Robert Perez, 39, a Grammy-winning musician and recording engineer who has worked with Tejano superstars like Bobby Pulido and the band Siggno, never thought a type 2 diabetes diagnosis four years ago would cost him his right leg. . . But a year ago the skin on the little toe of his right foot split open while he was carrying heavy music equipment, and it quickly became infected.

The next morning, he said, much of his foot had turned purple, a sign that it was getting gangrenous. In a nearby emergency room, he said, doctors gave him the news: either you lose your foot or you die.

“Do what you have to do,” he told them.

Perez, known as Anthony Perez in the music industry, arrived at the diabetes institute on a recent day to try out a new prosthetic leg. He placed it on his right thigh and slowly got out of the wheelchair. His body was trembling. He hadn’t stood on two legs for more than a year, he said.

Noticing some doubts, Bryan Rumsey, a prosthetics and orthotics specialist, encouraged him with the lyrics of a Christmas song. “Put one foot in front of the other and soon you’ll be walking back and forth,” he told her.

Pérez, who has lost weight to 109 kilos from the 154 kilos he weighed before, moved his healthy leg first, followed very delicately by his new metallic limb. He saw himself standing tall in a large mirror and smiled shyly. “I’m learning to walk for the first time since I was a baby,” he said.

Moments later, in the parking lot, a niece, Mikayla Sanchez, 31, winced as she watched him climb into the passenger side of her truck alone. “I’m very excited for him, but also very nervous,” Sánchez said. “I don’t want him to fall.”
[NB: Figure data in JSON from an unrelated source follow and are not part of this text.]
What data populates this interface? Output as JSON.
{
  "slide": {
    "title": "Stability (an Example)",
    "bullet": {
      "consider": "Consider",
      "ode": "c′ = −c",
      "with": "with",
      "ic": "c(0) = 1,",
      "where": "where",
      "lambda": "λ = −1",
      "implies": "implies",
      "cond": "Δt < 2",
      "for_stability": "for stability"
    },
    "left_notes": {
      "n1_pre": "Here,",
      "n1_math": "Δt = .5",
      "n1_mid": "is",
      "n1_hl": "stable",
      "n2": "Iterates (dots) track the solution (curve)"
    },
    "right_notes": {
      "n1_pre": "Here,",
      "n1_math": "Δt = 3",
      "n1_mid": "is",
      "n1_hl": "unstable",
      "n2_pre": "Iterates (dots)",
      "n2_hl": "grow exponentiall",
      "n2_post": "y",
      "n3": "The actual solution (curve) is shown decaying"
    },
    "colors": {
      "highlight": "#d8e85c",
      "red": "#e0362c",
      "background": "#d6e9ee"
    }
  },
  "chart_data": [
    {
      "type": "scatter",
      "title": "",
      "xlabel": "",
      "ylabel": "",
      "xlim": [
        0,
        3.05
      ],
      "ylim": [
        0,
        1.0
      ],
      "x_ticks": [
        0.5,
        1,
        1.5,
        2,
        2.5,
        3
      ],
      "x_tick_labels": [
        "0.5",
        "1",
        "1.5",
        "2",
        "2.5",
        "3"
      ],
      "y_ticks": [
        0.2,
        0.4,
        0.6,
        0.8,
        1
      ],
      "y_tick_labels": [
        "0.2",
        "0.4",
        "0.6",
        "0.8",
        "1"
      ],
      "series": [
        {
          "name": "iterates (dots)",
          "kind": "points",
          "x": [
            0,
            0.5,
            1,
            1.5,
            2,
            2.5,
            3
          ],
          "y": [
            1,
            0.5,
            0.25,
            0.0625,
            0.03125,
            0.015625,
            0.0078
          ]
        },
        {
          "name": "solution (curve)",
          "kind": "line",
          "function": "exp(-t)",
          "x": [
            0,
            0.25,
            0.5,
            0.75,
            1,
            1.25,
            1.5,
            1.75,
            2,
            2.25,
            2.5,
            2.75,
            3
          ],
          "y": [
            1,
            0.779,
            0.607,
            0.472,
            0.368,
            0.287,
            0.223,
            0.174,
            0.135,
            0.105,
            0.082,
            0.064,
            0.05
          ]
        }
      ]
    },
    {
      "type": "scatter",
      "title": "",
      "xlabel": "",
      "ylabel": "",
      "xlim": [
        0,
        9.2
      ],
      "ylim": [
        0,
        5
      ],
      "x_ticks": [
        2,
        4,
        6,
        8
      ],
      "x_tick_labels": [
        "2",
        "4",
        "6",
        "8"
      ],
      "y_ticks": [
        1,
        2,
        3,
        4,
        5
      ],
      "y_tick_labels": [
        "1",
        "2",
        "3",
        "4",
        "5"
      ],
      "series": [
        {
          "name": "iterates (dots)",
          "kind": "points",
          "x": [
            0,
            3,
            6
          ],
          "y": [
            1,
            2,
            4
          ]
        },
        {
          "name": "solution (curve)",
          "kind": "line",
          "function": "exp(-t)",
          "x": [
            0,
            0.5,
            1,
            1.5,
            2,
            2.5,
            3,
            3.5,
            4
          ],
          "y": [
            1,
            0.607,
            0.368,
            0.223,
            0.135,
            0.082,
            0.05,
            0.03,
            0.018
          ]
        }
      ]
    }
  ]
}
Juan Arguello III, 50, who has lived with a prosthesis in his right leg for almost three years, now helps teach new patients like Pérez how to use it. He calls his patients “the kids,” because they are usually much younger than him.

“You take the leg off and teach them how to put it on and learn to live with it,” he said.

One of his most recent patients, he said, was a boy about 8 years old. “That destroyed me,” he said.

Juan Arguello helps train recent amputees how to take off and put on their prosthetic legs.Credit…Kaylee Greenlee for The New York Times

For Pérez, the new limb meant being able to return to his career as a musician.

On New Year’s Eve, he took the stage and played bass at a concert in Midland, Texas. “I was able to stand up and play for the first time in a long time,” she said. But he also knew: “I have many steps ahead.”